How you came to be working alongside Geoff and the team?
I actually did my MSc in the laboratory across the corridor with Prof. Arthur Butt. After some time out, travelling and working, I was invited on a lab tour by the previous Brain Tumour Research fundraiser, Jo. Here I met Dr Helen Fillmore; she invited me to volunteer in the lab after work to gain experience to apply for PhD programmes. Whilst I was volunteering, the lab received a grant from Children with Cancer UK for a Research Technician. At the time my wife was completing her PGCE to become a primary school teacher so I applied and luckily got the job. This enabled me to hone my skills and decide what I wanted to work on.

Why Portsmouth Uni?
During my time as a technician, I built a great relationship with Helen. To me, the supervisor is just as important as the project. I have spent quite some time in Portsmouth now and love the city. Also, PhD programmes in the UK are only 3 years, so the fact that I already understand the workings of the lab and the techniques they use has enabled me to hit the ground running!

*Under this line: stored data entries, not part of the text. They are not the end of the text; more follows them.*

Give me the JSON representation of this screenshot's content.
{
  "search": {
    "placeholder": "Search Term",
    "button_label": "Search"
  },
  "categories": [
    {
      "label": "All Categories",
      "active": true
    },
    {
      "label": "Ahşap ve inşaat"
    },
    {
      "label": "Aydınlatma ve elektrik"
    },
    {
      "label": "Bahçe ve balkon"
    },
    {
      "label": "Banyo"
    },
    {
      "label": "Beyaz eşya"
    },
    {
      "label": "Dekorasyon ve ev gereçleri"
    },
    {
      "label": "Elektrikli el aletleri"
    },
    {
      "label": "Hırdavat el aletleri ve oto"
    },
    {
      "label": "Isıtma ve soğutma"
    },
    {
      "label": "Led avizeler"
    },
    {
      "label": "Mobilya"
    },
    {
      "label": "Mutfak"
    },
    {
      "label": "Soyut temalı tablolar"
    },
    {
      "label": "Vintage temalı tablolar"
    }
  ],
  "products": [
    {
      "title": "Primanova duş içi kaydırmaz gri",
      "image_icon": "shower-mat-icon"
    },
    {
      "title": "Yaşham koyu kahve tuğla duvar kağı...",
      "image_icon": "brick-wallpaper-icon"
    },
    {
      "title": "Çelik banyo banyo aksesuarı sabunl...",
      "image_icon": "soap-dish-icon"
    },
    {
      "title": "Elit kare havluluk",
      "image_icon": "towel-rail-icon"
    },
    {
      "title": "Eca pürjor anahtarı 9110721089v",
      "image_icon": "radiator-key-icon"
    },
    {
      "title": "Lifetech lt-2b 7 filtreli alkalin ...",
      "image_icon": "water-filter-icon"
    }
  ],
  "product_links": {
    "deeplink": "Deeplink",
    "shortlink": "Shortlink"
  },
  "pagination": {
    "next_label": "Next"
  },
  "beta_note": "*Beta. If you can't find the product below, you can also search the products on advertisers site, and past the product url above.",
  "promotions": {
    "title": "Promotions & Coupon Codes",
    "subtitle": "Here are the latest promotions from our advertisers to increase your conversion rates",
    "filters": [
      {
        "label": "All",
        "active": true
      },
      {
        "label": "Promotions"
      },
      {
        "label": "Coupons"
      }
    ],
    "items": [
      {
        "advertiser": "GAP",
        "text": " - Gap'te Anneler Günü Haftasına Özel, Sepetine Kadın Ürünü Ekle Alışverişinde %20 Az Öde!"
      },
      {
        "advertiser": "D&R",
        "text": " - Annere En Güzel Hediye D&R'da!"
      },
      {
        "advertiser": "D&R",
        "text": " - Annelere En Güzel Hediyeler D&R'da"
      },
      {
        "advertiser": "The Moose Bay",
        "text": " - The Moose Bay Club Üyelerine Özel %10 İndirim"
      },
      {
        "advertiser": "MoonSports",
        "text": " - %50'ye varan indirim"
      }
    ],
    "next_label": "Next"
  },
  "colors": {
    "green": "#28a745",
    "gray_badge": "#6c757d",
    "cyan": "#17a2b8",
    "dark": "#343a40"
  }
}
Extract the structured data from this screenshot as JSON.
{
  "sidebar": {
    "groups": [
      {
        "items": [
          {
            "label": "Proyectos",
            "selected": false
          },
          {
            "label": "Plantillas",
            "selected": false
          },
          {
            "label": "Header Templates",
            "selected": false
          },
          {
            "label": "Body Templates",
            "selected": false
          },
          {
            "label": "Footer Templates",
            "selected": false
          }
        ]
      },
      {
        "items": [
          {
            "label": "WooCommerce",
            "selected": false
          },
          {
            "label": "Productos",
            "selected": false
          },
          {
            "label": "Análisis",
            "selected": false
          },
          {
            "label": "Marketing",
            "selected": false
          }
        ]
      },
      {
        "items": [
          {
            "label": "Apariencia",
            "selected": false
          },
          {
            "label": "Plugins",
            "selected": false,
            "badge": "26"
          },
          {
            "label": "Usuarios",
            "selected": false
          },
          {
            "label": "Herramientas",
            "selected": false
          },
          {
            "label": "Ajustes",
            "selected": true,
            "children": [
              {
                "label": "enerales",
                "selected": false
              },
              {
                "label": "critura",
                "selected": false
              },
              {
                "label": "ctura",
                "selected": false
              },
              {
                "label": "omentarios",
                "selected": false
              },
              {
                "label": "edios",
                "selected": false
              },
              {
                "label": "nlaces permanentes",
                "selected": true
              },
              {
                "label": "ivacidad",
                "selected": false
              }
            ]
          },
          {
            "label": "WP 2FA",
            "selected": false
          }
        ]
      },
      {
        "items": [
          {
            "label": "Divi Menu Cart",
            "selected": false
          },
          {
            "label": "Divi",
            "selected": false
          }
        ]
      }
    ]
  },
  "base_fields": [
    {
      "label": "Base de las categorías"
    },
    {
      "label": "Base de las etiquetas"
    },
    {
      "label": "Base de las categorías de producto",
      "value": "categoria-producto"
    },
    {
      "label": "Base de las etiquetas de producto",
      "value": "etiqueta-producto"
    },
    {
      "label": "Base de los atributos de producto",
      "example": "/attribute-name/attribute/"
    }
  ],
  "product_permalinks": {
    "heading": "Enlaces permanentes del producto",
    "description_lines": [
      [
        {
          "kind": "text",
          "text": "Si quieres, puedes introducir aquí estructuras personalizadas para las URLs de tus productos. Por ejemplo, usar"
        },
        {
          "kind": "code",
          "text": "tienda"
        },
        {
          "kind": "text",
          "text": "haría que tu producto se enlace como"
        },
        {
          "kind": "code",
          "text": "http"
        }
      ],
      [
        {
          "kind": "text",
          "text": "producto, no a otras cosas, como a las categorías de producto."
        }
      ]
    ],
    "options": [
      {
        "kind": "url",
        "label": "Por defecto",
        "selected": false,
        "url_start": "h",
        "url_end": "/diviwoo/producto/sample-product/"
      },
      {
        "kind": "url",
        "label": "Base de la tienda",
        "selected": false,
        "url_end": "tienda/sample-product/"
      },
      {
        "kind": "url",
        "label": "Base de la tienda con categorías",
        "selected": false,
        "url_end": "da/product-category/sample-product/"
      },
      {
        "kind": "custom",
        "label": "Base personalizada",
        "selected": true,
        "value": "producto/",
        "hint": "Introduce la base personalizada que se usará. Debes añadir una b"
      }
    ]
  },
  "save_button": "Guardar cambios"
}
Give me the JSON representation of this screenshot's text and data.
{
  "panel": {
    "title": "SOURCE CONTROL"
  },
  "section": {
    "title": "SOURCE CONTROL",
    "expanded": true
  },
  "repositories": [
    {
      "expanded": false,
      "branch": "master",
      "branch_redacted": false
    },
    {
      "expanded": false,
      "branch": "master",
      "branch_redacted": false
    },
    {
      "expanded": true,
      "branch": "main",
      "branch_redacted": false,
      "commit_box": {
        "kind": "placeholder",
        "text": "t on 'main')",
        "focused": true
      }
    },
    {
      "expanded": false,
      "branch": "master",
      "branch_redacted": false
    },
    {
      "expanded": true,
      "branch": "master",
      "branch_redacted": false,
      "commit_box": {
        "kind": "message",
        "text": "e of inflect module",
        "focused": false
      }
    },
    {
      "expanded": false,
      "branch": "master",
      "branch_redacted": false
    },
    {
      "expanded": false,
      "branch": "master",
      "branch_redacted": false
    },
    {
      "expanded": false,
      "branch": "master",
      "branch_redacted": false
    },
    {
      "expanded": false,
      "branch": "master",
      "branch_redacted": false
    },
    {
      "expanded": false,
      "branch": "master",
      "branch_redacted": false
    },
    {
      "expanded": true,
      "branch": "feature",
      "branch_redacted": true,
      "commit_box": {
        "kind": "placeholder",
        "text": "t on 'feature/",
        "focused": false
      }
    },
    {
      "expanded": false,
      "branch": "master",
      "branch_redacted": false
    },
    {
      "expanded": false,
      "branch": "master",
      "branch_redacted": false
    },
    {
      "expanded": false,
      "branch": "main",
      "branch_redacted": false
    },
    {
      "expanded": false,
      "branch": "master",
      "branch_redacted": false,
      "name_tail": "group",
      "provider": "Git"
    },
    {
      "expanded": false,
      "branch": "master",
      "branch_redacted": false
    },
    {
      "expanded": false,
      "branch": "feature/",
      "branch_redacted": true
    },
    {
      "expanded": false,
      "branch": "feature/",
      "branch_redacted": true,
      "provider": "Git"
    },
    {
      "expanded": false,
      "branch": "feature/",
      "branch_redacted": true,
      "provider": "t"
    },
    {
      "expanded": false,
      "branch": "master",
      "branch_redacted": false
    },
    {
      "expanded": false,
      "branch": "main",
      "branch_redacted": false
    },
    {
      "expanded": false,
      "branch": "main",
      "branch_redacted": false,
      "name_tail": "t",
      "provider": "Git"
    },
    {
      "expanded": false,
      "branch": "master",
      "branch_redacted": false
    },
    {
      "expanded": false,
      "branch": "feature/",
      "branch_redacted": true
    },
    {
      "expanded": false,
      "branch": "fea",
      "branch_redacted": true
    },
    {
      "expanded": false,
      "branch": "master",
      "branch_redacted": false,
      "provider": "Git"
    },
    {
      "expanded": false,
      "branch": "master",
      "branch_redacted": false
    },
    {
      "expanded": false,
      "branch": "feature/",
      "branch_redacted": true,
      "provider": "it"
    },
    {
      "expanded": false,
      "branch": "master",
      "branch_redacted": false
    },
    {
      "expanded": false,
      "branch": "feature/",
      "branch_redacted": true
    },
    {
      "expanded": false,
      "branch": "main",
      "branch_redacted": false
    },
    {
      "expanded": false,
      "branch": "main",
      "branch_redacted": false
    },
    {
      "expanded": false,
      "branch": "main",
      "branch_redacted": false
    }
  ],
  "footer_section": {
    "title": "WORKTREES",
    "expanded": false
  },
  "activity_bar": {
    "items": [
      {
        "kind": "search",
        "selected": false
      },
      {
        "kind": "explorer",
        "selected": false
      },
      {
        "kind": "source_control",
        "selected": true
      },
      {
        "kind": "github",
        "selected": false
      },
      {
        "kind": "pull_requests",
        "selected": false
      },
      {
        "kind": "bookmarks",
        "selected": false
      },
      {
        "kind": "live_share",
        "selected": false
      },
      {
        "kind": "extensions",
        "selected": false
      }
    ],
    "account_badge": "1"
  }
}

What are your hobbies outside of work?
At the moment, my son Albert! He keeps me busy when I am not in the lab or writing. I love to travel and explore different cultures and food!

Where do you see yourself in the future – What are you aims?
I would love to lead of a team of hard-working researchers focusing on the brain developmental pathways and brain tumours and mentor them to become great scientists. My main aim is to do good science and ultimately make a little bit of difference to these kids with this devastating disease.

Your project:
There are no cures for several of the most aggressive primary brain tumours in children. One of the cruellest is the pontine diffuse glioma (DIPG) that takes up space in the most delicate area of the brain (brain stem) that is responsible for critical functions such as respiration and heart rate. Surgery is extremely hazardous and to date, other therapeutic approaches have shown little benefit. While much has been learned concerning molecular genomics, our groups’ focus is to better understand the tumour microenvironment.  My project is to help identify key host/tumour interactions and processes that drive tumour growth that will lead to improved therapeutics. Little is known about the DIPG/host micro- environment. To help inform our direction of research the first part of my PhD programme is to:

1) conduct bioinformatics analysis using databases that contain thousands of human samples from a wide range of tumours including DIPG. In addition, I will analyse data obtained from other databases containing information on genes involved in brain development. We are working closely with two brain developmental scientists here in Portsmouth. We believe this collaboration will be key in my studies. Using a systems biology approach in which we can look at different data sets, we can perform specific modelling and analyses that will help guide our experimental studies.

2) examine the expression of genes and proteins known to play a role in angiogenesis and tumour cell invasion using RNA isolated from several regions of DIPG post mortem tissue (tumour core, adjacent and ‘normal’).

To date, I have made connections with scientists in The Netherlands to obtain DIPG biopsy-derived cell lines which are currently being characterised in our laboratories. In addition, we have obtained post mortem tissue and I have started the focused microenvironment array experiments. This is a part of our groups work on mapping the DIPG micro-environmental landscape and to define the habitat in which these tumour cells survive and thrive.  We believe that targeting the host/tumour microenvironment in DIPG is a vital option as we
believe tumour aggressiveness is influenced by the two-way communication between the tumour and the host brain. Surrounding cells might serve as ideal targets, since they develop a specific phenotype in the presence of tumour cells and are genetically stable preventing the development of immune escape variants. My goal is to identify key host/tumour interactions and processes that drive tumour adaptation and this information will hopefully lead to improved therapeutics for these children.